The future of Obamacare could have a lasting effect on the Sunflower state.
The Supreme Court’s about to decide if subsidies are legal in states such as Kansas, which don’t run their own healthcare exchanges.
University of Kansas Law Professor Richard Levy thinks a decision against current law could backfire on states without their own programs.
Levy said ”I think this might be a case of ‘careful what you wish for’. The decision on the part of a state not to create its own exchange will probably have to be revisited. There’s going to be a lot of people who’re unhappy not having any subsidies.”
Levy says it’s hard to predict how the court rules, given it’s even split among conservative and liberal justices. He does think two swing judges will determine the outcome.
Regarding the subsidies, Levy contends the law’s text would suggest they only apply in states with their own exchanges.
Levy said “Some judges think the focus should be exclusively on the text. Other justices think the goal of interpretation should be to understand what the legislature intended. It tends to track conservative and liberal perspectives.”
A conservative verdict means subsidies are outlawed in 26 states, including Kansas, which could cripple Obama’s healthcare policy.
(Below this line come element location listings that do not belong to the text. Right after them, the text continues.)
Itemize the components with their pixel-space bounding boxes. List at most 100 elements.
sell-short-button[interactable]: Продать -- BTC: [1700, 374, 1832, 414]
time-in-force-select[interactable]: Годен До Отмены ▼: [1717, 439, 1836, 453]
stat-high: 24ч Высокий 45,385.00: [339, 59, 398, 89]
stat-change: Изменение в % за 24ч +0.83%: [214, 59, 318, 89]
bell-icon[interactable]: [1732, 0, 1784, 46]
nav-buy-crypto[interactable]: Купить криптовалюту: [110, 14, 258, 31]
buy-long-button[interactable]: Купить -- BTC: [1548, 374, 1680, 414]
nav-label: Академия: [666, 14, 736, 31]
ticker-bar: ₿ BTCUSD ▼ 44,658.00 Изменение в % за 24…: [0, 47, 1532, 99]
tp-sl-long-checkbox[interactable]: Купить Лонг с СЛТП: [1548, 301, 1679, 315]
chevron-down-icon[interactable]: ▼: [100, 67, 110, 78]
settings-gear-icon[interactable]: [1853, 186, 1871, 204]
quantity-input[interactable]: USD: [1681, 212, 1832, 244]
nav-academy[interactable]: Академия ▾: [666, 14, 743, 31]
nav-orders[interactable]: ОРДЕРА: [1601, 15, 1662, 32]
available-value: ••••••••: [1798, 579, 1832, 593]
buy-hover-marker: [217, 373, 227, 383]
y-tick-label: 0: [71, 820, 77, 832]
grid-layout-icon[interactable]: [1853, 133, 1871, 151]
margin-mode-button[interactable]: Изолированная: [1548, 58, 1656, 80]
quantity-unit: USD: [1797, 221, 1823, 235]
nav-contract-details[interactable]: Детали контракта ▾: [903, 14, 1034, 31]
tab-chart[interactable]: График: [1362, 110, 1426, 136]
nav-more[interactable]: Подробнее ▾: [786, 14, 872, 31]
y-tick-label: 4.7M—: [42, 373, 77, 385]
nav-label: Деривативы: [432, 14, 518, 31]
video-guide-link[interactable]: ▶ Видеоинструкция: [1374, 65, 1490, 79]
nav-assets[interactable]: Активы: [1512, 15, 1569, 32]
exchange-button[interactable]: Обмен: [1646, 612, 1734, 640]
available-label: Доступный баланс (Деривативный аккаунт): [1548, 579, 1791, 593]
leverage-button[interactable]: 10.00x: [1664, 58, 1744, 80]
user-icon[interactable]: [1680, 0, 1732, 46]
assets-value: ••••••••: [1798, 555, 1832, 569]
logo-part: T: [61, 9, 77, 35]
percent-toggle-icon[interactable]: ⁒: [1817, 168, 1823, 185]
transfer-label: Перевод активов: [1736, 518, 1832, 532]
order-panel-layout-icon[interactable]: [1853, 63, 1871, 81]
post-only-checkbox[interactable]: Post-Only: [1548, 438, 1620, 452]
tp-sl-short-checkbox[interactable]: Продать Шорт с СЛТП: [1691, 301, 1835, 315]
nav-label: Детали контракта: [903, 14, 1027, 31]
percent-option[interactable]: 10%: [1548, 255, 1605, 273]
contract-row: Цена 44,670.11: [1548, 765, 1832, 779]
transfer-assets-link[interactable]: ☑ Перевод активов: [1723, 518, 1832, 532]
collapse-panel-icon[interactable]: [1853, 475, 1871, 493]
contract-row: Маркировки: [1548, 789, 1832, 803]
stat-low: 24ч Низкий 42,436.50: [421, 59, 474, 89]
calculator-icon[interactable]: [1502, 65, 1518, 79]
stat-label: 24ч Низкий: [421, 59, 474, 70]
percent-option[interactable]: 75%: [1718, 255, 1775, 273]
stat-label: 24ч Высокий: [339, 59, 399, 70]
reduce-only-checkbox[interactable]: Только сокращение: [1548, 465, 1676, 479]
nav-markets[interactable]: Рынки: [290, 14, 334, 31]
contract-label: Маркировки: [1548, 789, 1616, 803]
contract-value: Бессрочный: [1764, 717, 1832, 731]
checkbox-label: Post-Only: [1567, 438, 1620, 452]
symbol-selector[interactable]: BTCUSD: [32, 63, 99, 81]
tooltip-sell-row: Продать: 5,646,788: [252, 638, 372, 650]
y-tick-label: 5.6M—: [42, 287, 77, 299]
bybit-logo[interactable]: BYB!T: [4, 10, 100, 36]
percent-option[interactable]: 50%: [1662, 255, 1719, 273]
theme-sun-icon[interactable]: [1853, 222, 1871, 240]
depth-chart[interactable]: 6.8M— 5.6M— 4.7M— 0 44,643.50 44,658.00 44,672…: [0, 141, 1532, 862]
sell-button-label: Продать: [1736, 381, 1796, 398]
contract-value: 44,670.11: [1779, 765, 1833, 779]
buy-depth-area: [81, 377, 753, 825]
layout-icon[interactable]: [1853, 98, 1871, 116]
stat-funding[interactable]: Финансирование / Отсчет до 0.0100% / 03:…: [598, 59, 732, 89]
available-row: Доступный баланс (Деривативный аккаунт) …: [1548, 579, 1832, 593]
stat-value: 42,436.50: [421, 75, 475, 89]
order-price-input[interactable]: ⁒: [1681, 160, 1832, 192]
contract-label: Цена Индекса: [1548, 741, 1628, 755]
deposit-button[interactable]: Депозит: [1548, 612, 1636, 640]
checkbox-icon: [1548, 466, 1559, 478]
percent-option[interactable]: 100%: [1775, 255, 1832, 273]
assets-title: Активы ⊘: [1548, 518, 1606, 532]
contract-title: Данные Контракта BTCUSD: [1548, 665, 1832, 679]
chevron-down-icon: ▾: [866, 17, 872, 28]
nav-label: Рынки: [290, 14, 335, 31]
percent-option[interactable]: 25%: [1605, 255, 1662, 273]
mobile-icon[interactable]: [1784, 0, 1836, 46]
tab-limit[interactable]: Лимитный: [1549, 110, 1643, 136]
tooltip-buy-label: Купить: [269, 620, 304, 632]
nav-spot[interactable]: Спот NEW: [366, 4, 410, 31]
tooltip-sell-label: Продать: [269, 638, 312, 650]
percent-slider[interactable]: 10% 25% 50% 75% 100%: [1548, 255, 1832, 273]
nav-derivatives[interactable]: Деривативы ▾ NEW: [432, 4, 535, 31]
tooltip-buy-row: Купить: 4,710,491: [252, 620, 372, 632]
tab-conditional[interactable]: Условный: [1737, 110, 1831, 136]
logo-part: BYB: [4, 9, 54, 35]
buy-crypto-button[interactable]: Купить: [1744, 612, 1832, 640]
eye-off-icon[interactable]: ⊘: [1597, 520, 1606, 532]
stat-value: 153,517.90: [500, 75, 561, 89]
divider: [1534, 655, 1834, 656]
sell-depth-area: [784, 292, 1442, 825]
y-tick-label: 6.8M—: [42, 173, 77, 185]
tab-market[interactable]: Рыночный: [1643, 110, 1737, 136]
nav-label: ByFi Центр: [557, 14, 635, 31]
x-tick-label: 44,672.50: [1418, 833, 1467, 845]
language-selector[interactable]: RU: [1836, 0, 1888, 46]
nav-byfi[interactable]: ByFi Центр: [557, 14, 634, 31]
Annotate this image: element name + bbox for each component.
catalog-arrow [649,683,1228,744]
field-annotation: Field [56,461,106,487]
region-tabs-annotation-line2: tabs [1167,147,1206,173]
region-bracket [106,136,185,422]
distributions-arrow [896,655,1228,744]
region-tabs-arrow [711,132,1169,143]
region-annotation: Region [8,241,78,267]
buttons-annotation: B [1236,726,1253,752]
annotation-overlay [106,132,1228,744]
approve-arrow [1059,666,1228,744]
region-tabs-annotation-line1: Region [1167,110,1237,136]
Levy lists Justices Alito, Thomas and Scalia as conservative. For the Obamacare case, he pegs justices Roberts (normally a conservative) and Kennedy (conservative on some issues, liberal on others) as the swing votes.
Levy says the four reliable liberals on the court are justices Ginsberg, Sotomayor, Kagan and Breyer.
It would create the likelihood 6.4 million current recipients lose their coverage as they could no longer afford it.
Kansas is one of 26 mostly Republican controlled states which have declined to implement their own exchanges to administer health insurance through the federally mandated program.
Kansas has also not expanded Medicare under Obamacare, which has left roughly 150,000 low income people without healthcare. The state did have its own form of universal coverage prior to the federal law’s implementation in the 2009.